## Section 4.4 Differentiation Using Computer Algebra

As we noted in Chapter 1, in this book we are limiting ourselves to mathematical tools that the student can reasonably expect to find in a generic work environment. That is one of the reasons for focusing on using spreadsheets and Excel. However, we will also look at using free web tools, particularly as a means of doing symbolic manipulation. Differentiation is one of those operations that can be done with free tools available on the web. The student in this course will be expected to routinely do symbolic differentiation by hand. However, it is good to be able to check your work. We also want tools that will work reliably with messier problems.

In working with derivatives, we have looked at three basic problems:

Given a function, find a formula for its derivative. This corresponds to finding the marginal function.

Given a function, find the value of the derivative at a particular point. We do this when we want a rate of change at a particular point.

Given a function, find where the derivative is 0. We do this when we are trying to find minimum or maximum values of the function.

There are a number of websites that will take symbolic derivatives. We start with Wolfram|Alpha, which is available at http://www.wolframalpha.com^{ 1 }.

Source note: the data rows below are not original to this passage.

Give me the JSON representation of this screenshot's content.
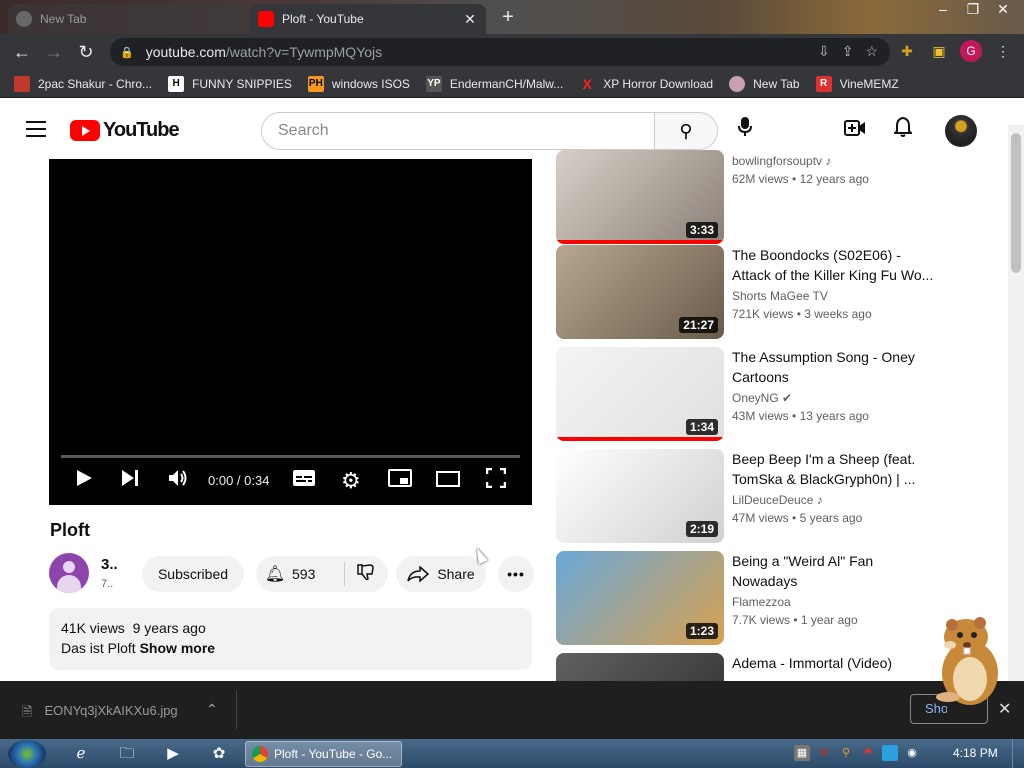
{
  "browser": {
    "tabs": [
      {
        "title": "New Tab",
        "active": false
      },
      {
        "title": "Ploft - YouTube",
        "active": true
      }
    ],
    "url_host": "youtube.com",
    "url_path": "/watch?v=TywmpMQYojs",
    "profile_initial": "G",
    "bookmarks": [
      {
        "label": "2pac Shakur - Chro...",
        "icon": "bookmark-favicon"
      },
      {
        "label": "FUNNY SNIPPIES",
        "icon": "H"
      },
      {
        "label": "windows ISOS",
        "icon": "PH"
      },
      {
        "label": "EndermanCH/Malw...",
        "icon": "YP"
      },
      {
        "label": "XP Horror Download",
        "icon": "X"
      },
      {
        "label": "New Tab",
        "icon": "globe"
      },
      {
        "label": "VineMEMZ",
        "icon": "R"
      }
    ]
  },
  "youtube": {
    "logo_text": "YouTube",
    "search_placeholder": "Search",
    "player": {
      "time": "0:00 / 0:34"
    },
    "video": {
      "title": "Ploft",
      "channel_name": "3..",
      "channel_subs": "7..",
      "subscribe_label": "Subscribed",
      "likes": "593",
      "share_label": "Share",
      "views": "41K views",
      "age": "9 years ago",
      "description": "Das ist Ploft",
      "show_more": "Show more"
    },
    "suggestions": [
      {
        "title": "",
        "channel": "bowlingforsouptv",
        "music": true,
        "verified": false,
        "views": "62M views",
        "age": "12 years ago",
        "duration": "3:33",
        "watched": 1.0,
        "thumb_colors": [
          "#d8d0c8",
          "#8a8078"
        ]
      },
      {
        "title": "The Boondocks (S02E06) - Attack of the Killer King Fu Wo...",
        "channel": "Shorts MaGee TV",
        "music": false,
        "verified": false,
        "views": "721K views",
        "age": "3 weeks ago",
        "duration": "21:27",
        "watched": 0,
        "thumb_colors": [
          "#b8a890",
          "#6a5a4a"
        ]
      },
      {
        "title": "The Assumption Song - Oney Cartoons",
        "channel": "OneyNG",
        "music": false,
        "verified": true,
        "views": "43M views",
        "age": "13 years ago",
        "duration": "1:34",
        "watched": 1.0,
        "thumb_colors": [
          "#f4f4f4",
          "#e0e0e0"
        ]
      },
      {
        "title": "Beep Beep I'm a Sheep (feat. TomSka & BlackGryph0n) | ...",
        "channel": "LilDeuceDeuce",
        "music": true,
        "verified": false,
        "views": "47M views",
        "age": "5 years ago",
        "duration": "2:19",
        "watched": 0,
        "thumb_colors": [
          "#ffffff",
          "#d0d0d0"
        ]
      },
      {
        "title": "Being a \"Weird Al\" Fan Nowadays",
        "channel": "Flamezzoa",
        "music": false,
        "verified": false,
        "views": "7.7K views",
        "age": "1 year ago",
        "duration": "1:23",
        "watched": 0,
        "thumb_colors": [
          "#6aa8d8",
          "#d8a050"
        ]
      },
      {
        "title": "Adema - Immortal (Video)",
        "channel": "",
        "music": false,
        "verified": false,
        "views": "",
        "age": "",
        "duration": "",
        "watched": 0,
        "thumb_colors": [
          "#606060",
          "#303030"
        ]
      }
    ]
  },
  "downloads": {
    "file": "EONYq3jXkAIKXu6.jpg",
    "show_all": "Show all"
  },
  "taskbar": {
    "active_app": "Ploft - YouTube - Go...",
    "clock": "4:18 PM"
  }
}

### Example 4.4.1. A simple derivative with Alpha.

Use Wolfram|Alpha to find the derivative of \(x^3+5x+7\text{.}\)

When you call the website, you get an input bar much as you would with your favorite search engine.

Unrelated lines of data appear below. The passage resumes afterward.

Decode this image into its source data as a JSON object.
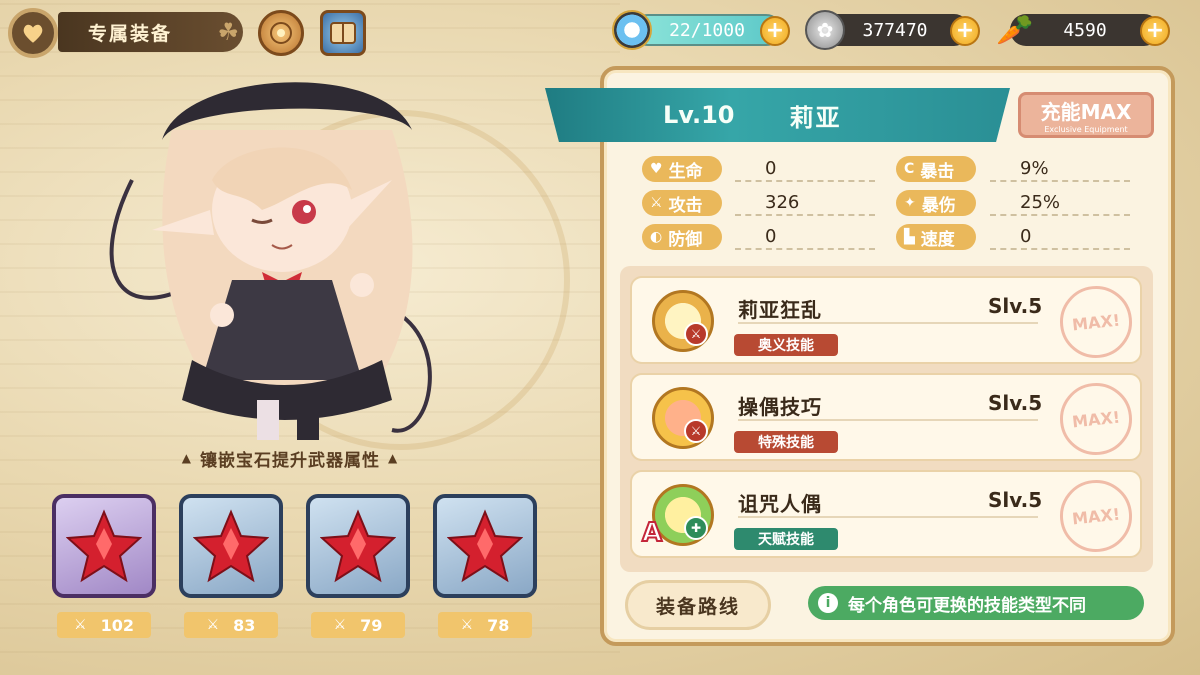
{
  "header": {
    "title": "专属装备",
    "stamina": "22/1000",
    "silver": "377470",
    "carrot": "4590"
  },
  "character": {
    "level": "Lv.10",
    "name": "莉亚",
    "max_label": "充能MAX",
    "max_sub": "Exclusive Equipment"
  },
  "stats": [
    {
      "label": "生命",
      "value": "0",
      "icon": "heart-icon"
    },
    {
      "label": "暴击",
      "value": "9%",
      "icon": "crit-icon"
    },
    {
      "label": "攻击",
      "value": "326",
      "icon": "sword-icon"
    },
    {
      "label": "暴伤",
      "value": "25%",
      "icon": "critdmg-icon"
    },
    {
      "label": "防御",
      "value": "0",
      "icon": "shield-icon"
    },
    {
      "label": "速度",
      "value": "0",
      "icon": "boot-icon"
    }
  ],
  "hint": "镶嵌宝石提升武器属性",
  "gems": [
    {
      "value": "102"
    },
    {
      "value": "83"
    },
    {
      "value": "79"
    },
    {
      "value": "78"
    }
  ],
  "skills": [
    {
      "name": "莉亚狂乱",
      "level": "Slv.5",
      "type": "奥义技能",
      "stamp": "MAX!"
    },
    {
      "name": "操偶技巧",
      "level": "Slv.5",
      "type": "特殊技能",
      "stamp": "MAX!"
    },
    {
      "name": "诅咒人偶",
      "level": "Slv.5",
      "type": "天赋技能",
      "stamp": "MAX!",
      "badge": "A"
    }
  ],
  "footer": {
    "route_label": "装备路线",
    "info_text": "每个角色可更换的技能类型不同"
  }
}
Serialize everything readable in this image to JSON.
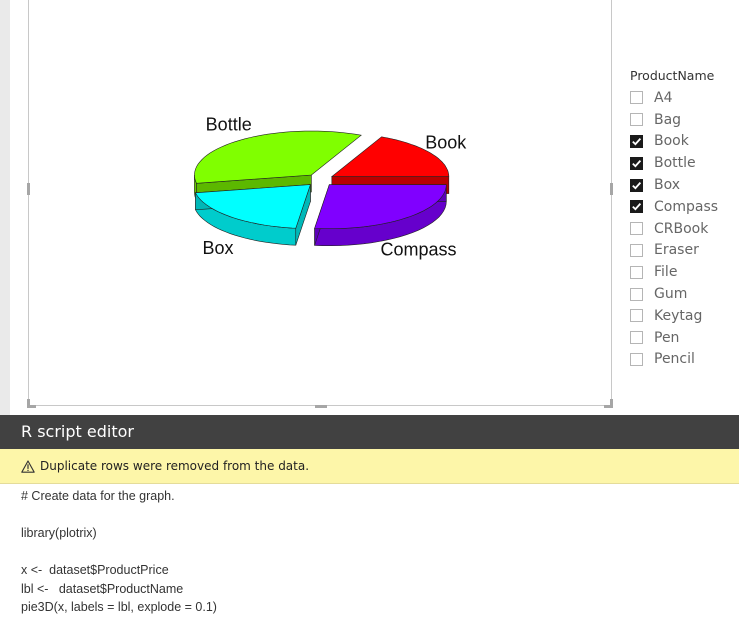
{
  "chart_data": {
    "type": "pie",
    "variant": "3d",
    "title": "",
    "categories": [
      "Book",
      "Bottle",
      "Box",
      "Compass"
    ],
    "values": [
      18,
      35,
      20,
      27
    ],
    "colors": [
      "#ff0000",
      "#80ff00",
      "#00ffff",
      "#8000ff"
    ],
    "labels": [
      "Book",
      "Bottle",
      "Box",
      "Compass"
    ]
  },
  "slicer": {
    "title": "ProductName",
    "items": [
      {
        "label": "A4",
        "checked": false
      },
      {
        "label": "Bag",
        "checked": false
      },
      {
        "label": "Book",
        "checked": true
      },
      {
        "label": "Bottle",
        "checked": true
      },
      {
        "label": "Box",
        "checked": true
      },
      {
        "label": "Compass",
        "checked": true
      },
      {
        "label": "CRBook",
        "checked": false
      },
      {
        "label": "Eraser",
        "checked": false
      },
      {
        "label": "File",
        "checked": false
      },
      {
        "label": "Gum",
        "checked": false
      },
      {
        "label": "Keytag",
        "checked": false
      },
      {
        "label": "Pen",
        "checked": false
      },
      {
        "label": "Pencil",
        "checked": false
      }
    ]
  },
  "editor": {
    "title": "R script editor",
    "warning": "Duplicate rows were removed from the data.",
    "warning_icon": "warning-triangle-icon",
    "code_lines": [
      "# Create data for the graph.",
      "",
      "library(plotrix)",
      "",
      "x <-  dataset$ProductPrice",
      "lbl <-   dataset$ProductName",
      "pie3D(x, labels = lbl, explode = 0.1)"
    ]
  }
}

The interface for Wolfram|Alpha is rather robust. We can ask the question in plain English. In our case we would like to find the derivative of \(x^3+5x+7\) with respect to \(x\text{.}\) Some of the ways of asking that question are:

find the derivative of (x^3+5x+7)

find the derivative of (x^3+5x+7) with respect to x

derivative of (x^3+5x+7)

differentiate (x^3+5x+7) with respect to x

differentiate (x^3+5x+7)

D (x^3+5x+7)

d/dx (x^+5x+7)

(x^3+5x+7)'

For all of these, the website provides the same answer.

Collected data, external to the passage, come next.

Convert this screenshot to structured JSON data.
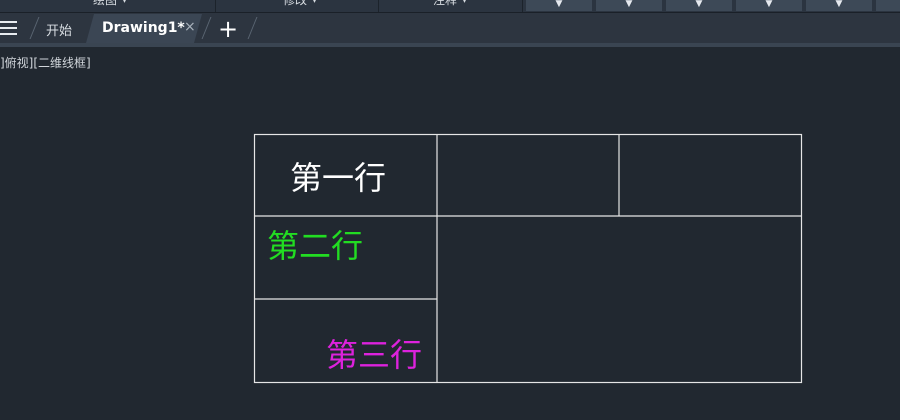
{
  "ribbon": {
    "panels": [
      "绘图",
      "修改",
      "注释"
    ],
    "caret": "▾",
    "dropdown_glyph": "▼"
  },
  "tabs": {
    "start_label": "开始",
    "active_label": "Drawing1*",
    "close_symbol": "×",
    "add_symbol": "+"
  },
  "viewport": {
    "label": "]俯视][二维线框]"
  },
  "table": {
    "row1": "第一行",
    "row2": "第二行",
    "row3": "第三行",
    "colors": {
      "row1": "#ffffff",
      "row2": "#22dd22",
      "row3": "#dd22dd",
      "lines": "#e6e6e6"
    }
  }
}
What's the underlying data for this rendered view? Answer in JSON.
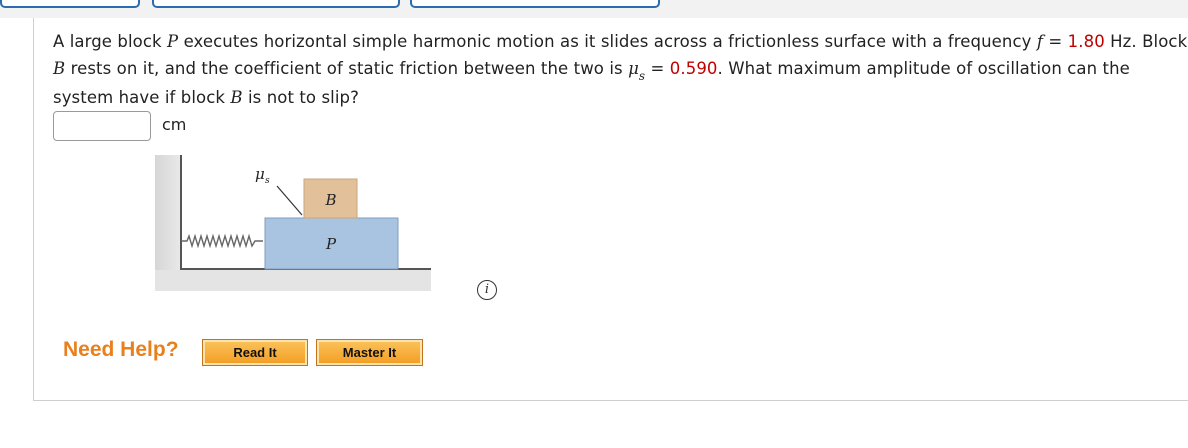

Note that the response tells us the question that Wolfram|Alpha is answering. This helps us check that we have been properly understood.

It is worthwhile to note that Wolfram|Alpha has an option to show step-by-step solutions.

Wolfram|Alpha understands the convention that the variable for math problems is typically \(x\text{.}\) If we don't specify the variable with respect to which we are differentiating, it will guess that \(x\) is our variable. Other letters are treated as constants unless we use function notation with parentheses. Thus we can use Wolfram|Alpha to check our differentiation rules.

### Example 4.4.2. Recalling the quotient rule.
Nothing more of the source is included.